P < 0.05, two-tailed paired t test.

a

Unconditioned/conditioned test MEP amplitude (%). ISP, ipsilateral silent period; S-IHI, interhemispheric inhibition at short interstimulus interval; MEP, motor-evoked potential; EMG, electromyographic; FDI, first dorsal interosseous muscle.

The CSP area was not different when comparing unilateral (mean ±s.d.: 0.65 ± 0.68 mV ms) and bilateral maximal isometric contraction of the FDI (0.79 ± 0.80 mV ms, P= 0.41) (Fig. 6). Likewise, neither the amplitude of the contralateral MEP preceding the CSP (P= 0.40) nor the background EMG in the right FDI (P= 0.07) differed significantly between unilateral and bilateral FDI contraction (MEP amplitude: mean ±s.d.: 2.7 ± 1.6 vs. 2.6 ± 1.7 mV; background EMG: 0.365 ± 0.100 vs. 0.391 ± 0.116 mV, respectively). Note that, in this subset of eight subjects, the ISP area obtained in the main experiment was larger during bilateral (mean ±s.d.: 3.43 ± 1.89 mV ms) than during unilateral FDI contraction (mean ±s.d.: 1.56 ± 0.81 mV ms, P= 0.02).

Figure 6. Circuit specificity of motor task-related ISP modulation.

Figure 6

Open in a new tab

EMG recordings from the maximally contracting right FDI muscle of one representative subject in two experimental conditions: (i) left FDI at rest; (ii) maximal isometric contraction of the left FDI. The waveforms are averages of 20 rectified trials. Grey region represents the cortical silent period (CSP) area (in mV ms). CSP onset and offset were determined by using statistical process control (see Methods). The upper line represents the mean background EMG amplitude and lower line represents the lower 95% variation limit of the mean background EMG amplitude. Note that there was no difference in the CSP area between the two experimental conditions.

Relationship between motor task-related ISP modulation and voluntary hand movement lateralisation

A paired t test confirmed that the ISP area in the right FDI was larger during bilateral FDI contraction (mean ±s.d.: 4.08 ± 2.48 mV ms) than during unilateral right FDI contraction (3.13 ± 2.26 mV ms, P= 0.019) with non-differing levels of background EMG (0.429 ± 0.111 and 0.445 ± 0.122 mV, respectively, P= 0.13). The percentage increment in ISP area in the right FDI with bilateral FDI contraction vs. unilateral right FDI contraction was inversely correlated (r=−0.64, P= 0.046) to the amount of EMG mirror activity observed in the right FDI during phasic left index finger abduction (Fig. 7A). In contrast, no significant correlation was seen between the absolute ISP area during unilateral (r=−0.17, P= 0.63) or bilateral (r=−0.44, P= 0.20) FDI contraction and the amount of EMG mirror activity.

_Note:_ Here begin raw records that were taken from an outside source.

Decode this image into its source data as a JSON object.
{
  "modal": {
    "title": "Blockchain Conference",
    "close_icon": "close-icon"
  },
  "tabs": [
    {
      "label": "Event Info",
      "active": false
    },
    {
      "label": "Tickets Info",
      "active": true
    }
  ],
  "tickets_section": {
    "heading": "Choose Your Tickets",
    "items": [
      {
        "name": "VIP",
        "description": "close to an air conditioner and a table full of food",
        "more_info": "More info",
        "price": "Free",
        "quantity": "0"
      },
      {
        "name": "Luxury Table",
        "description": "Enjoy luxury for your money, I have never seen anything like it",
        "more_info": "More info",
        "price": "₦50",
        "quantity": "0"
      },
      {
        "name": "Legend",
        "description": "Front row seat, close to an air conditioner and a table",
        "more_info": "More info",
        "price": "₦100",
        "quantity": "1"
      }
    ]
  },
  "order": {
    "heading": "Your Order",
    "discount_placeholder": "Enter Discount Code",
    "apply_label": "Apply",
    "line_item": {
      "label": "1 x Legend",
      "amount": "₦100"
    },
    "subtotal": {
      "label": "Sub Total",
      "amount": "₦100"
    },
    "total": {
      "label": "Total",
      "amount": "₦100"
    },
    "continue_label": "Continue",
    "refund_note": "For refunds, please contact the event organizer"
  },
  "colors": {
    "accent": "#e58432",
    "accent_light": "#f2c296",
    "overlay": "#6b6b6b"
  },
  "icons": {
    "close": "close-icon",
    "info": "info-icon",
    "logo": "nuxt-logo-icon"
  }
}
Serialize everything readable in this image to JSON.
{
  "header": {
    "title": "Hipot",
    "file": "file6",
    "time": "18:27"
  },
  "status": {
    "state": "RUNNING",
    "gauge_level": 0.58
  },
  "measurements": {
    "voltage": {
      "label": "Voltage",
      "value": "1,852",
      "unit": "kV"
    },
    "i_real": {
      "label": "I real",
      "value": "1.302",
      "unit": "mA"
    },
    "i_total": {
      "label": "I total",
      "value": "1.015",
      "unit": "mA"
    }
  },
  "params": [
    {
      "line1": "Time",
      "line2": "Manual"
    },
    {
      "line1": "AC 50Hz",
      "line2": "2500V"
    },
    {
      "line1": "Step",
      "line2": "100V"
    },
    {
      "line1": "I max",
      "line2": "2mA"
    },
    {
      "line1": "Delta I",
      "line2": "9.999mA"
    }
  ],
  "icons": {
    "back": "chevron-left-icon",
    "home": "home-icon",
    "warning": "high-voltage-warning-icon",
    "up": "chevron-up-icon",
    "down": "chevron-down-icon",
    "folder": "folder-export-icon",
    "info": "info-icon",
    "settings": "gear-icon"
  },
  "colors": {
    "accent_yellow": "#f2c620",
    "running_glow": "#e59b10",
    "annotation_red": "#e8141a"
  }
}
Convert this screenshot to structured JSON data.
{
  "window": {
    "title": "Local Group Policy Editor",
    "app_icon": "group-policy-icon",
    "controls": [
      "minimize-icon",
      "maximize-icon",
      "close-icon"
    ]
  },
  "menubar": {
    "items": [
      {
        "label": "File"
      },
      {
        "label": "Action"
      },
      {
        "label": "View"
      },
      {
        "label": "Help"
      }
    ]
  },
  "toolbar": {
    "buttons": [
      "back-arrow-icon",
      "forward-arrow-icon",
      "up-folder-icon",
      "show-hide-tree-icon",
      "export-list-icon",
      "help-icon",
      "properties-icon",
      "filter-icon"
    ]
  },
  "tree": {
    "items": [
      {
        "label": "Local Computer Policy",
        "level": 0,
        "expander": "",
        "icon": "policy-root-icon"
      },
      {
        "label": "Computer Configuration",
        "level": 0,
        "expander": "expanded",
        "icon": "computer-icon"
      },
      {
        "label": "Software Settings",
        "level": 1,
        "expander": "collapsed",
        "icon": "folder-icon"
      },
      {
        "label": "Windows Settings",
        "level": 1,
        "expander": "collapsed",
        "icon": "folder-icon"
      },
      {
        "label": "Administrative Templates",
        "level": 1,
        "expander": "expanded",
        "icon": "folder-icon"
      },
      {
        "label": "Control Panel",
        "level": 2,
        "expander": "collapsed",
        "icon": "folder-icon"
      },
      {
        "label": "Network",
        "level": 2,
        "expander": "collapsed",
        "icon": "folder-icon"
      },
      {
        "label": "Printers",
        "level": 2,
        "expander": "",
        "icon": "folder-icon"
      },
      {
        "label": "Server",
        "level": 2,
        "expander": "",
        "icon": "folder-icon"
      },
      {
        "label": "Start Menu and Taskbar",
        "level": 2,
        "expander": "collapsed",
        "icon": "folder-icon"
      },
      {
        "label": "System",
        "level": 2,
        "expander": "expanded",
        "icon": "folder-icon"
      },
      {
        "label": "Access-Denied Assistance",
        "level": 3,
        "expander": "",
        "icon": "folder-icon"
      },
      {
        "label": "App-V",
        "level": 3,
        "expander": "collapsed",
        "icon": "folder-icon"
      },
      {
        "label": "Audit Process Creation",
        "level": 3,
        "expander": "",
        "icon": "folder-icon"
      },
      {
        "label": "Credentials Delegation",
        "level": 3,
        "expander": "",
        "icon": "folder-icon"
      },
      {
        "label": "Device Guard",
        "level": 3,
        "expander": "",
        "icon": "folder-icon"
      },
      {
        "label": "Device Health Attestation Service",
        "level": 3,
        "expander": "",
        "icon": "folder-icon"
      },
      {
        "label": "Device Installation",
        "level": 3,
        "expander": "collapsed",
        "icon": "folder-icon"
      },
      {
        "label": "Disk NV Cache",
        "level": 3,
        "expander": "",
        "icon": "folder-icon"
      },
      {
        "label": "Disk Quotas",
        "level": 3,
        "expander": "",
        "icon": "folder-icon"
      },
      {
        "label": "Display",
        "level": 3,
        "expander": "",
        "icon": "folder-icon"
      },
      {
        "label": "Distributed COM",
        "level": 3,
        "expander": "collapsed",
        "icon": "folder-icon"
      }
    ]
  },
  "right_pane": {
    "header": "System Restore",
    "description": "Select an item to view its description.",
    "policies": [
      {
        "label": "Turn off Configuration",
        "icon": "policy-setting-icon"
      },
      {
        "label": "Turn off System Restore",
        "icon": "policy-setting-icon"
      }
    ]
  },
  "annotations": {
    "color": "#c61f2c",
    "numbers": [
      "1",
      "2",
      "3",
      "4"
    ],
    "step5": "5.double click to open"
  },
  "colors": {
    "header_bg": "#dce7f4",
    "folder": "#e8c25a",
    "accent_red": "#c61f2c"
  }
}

Figure 7. Relation between motor task-related ISP modulation and EMG mirror activity.

Figure 7

Open in a new tab

A, data from all 10 subjects. The increment of ISP area in the right FDI observed when comparing bilateral maximal isometric FDI contraction with unilateral maximal isometric contraction of the right FDI is expressed as the percentage difference between the two measurements (x-axis). Positive and negative values indicate increases vs. decreases in ISP area, respectively. The amount of EMG mirror activity in the right FDI is given on the y-axis (for details, see Methods). ISP area increment and amount of EMG mirror activity correlated inversely (r=−0.64, P= 0.046). B, recordings from one representative subject with large motor task-related ISP area increment and low EMG mirror activity. C, recordings from one other representative subject with low motor task-related ISP area increment but a large amount of EMG mirror activity.

Discussion

The main novel result of the present study is that, in healthy adults, volitional motor activity of the stimulated M1 by movement of the contralateral hand produces a significant enhancement of the ISP area in the ipsilateral hand. Additional experiments characterised this phenomenon by showing its early recruitment with low levels of contraction, topographical specificity, temporal specificity, neuronal circuit specificity and functional significance. The following paragraphs provide a detailed discussion of each of these features of motor task-related ISP modulation.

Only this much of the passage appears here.